There are preliminary data suggesting that low-dose immunoglobulin treatment may significantly reduce pain from longstanding CRPS. 

Methods: LIPS is a multicentre (United Kingdom), double-blind, randomised parallel group, placebo-controlled trial, designed to evaluate the efficacy, safety, and tolerability of intravenous immunoglobulin (IVIg) 0.5 g/kg plus standard treatment, versus matched placebo plus standard treatment in 108 patients with longstanding complex regional pain syndrome. Participants with moderate or severeCRPS of between 1 and 5 years duration will be randomly allocated to receive IVIg 0.5 g/kg (IntratectTM 50 g/l solution for infusion) or matching placebo administered day 1 and day 22 after randomisation, followed by two optional doses of open-label medication on day 43 after randomisation and on day 64 after randomisation.

The primary outcome is the patients'pain intensity in the IVIG group compared with the placebo group, between 6 and 42 days after randomisation.
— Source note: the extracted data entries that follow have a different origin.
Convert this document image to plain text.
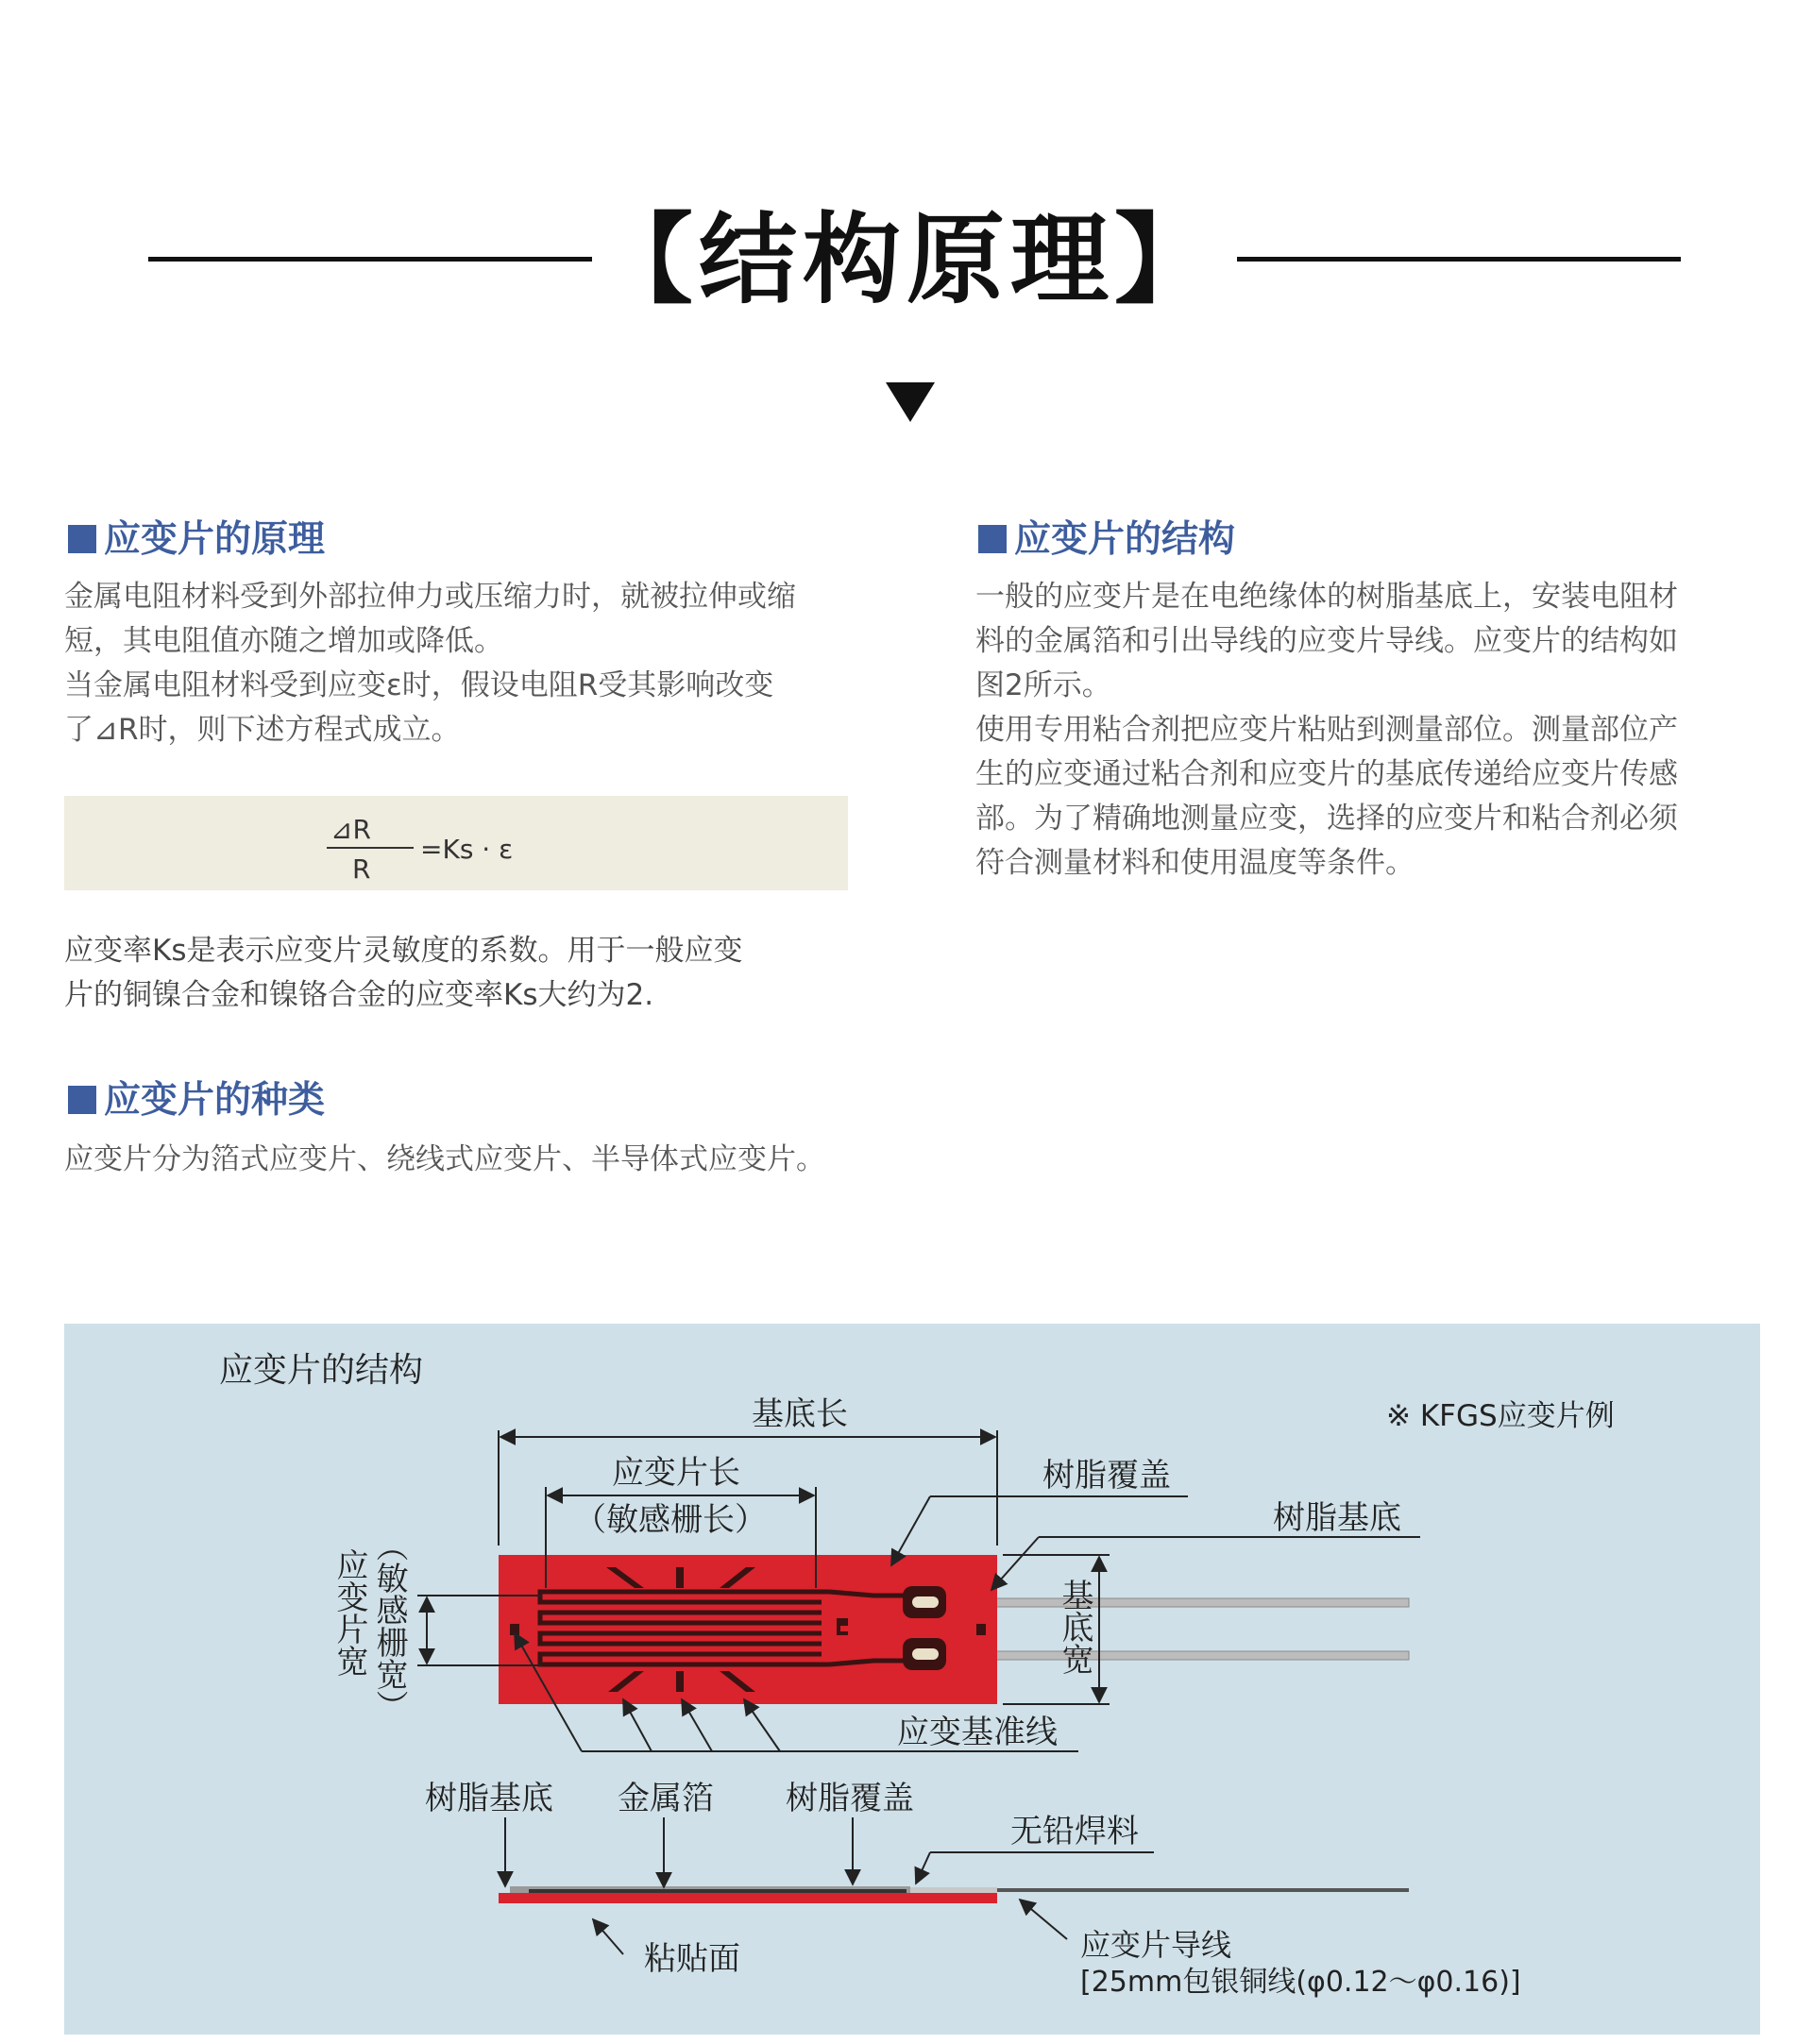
【结构原理】
应变片的原理

金属电阻材料受到外部拉伸力或压缩力时，就被拉伸或缩

短，其电阻值亦随之增加或降低。

当金属电阻材料受到应变ε时，假设电阻R受其影响改变

了⊿R时，则下述方程式成立。

⊿R
R
=Ks · ε

应变率Ks是表示应变片灵敏度的系数。用于一般应变

片的铜镍合金和镍铬合金的应变率Ks大约为2.

应变片的种类
应变片分为箔式应变片、绕线式应变片、半导体式应变片。
应变片的结构

一般的应变片是在电绝缘体的树脂基底上，安装电阻材

料的金属箔和引出导线的应变片导线。应变片的结构如

图2所示。

使用专用粘合剂把应变片粘贴到测量部位。测量部位产

生的应变通过粘合剂和应变片的基底传递给应变片传感

部。为了精确地测量应变，选择的应变片和粘合剂必须

符合测量材料和使用温度等条件。

应变片的结构
※ KFGS应变片例
基底长
应变片长
（敏感栅长）
树脂覆盖
树脂基底
应变片宽 （敏感栅宽）	基底宽
应变基准线
树脂基底 金属箔 树脂覆盖
无铅焊料
粘贴面	应变片导线
[25mm包银铜线(φ0.12～φ0.16)]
The primary trial objective is to confirm the efficacy and confidently determine the effect size of the IVIG treatment technology in this group of patients.Trial registration: ISRCTN42179756 (Registered 28 June 13).

Author: Andreas Goebel, Nicholas Shenker, Nick Padfield, Karim Shoukrey, Candida McCabe, Mick Serpell, Mark Sanders, Caroline Murphy, Amaka Ejibe, Holly Milligan, Joanna Kelly, Gareth Ambler



* LIFTED FROM A POST PUBLISHED OCT. 3, 2011:
Remember Dr. Schwartzman of Drexel University fame?  I was so excited at the thought of being Philly bound, and getting to see one of the world's best in the field of CRPS.  It did not work out, mostly because the rarefied air around experts makes them incapable of understanding the limitations of their own impossible schedules!  That's why they have experienced gate-keepers, usually older women with cigarette-ravaged voices and an attitude.  The gate-keepers get to tell all the patients to whom the expert has offered the moon that the moon is made of cheese.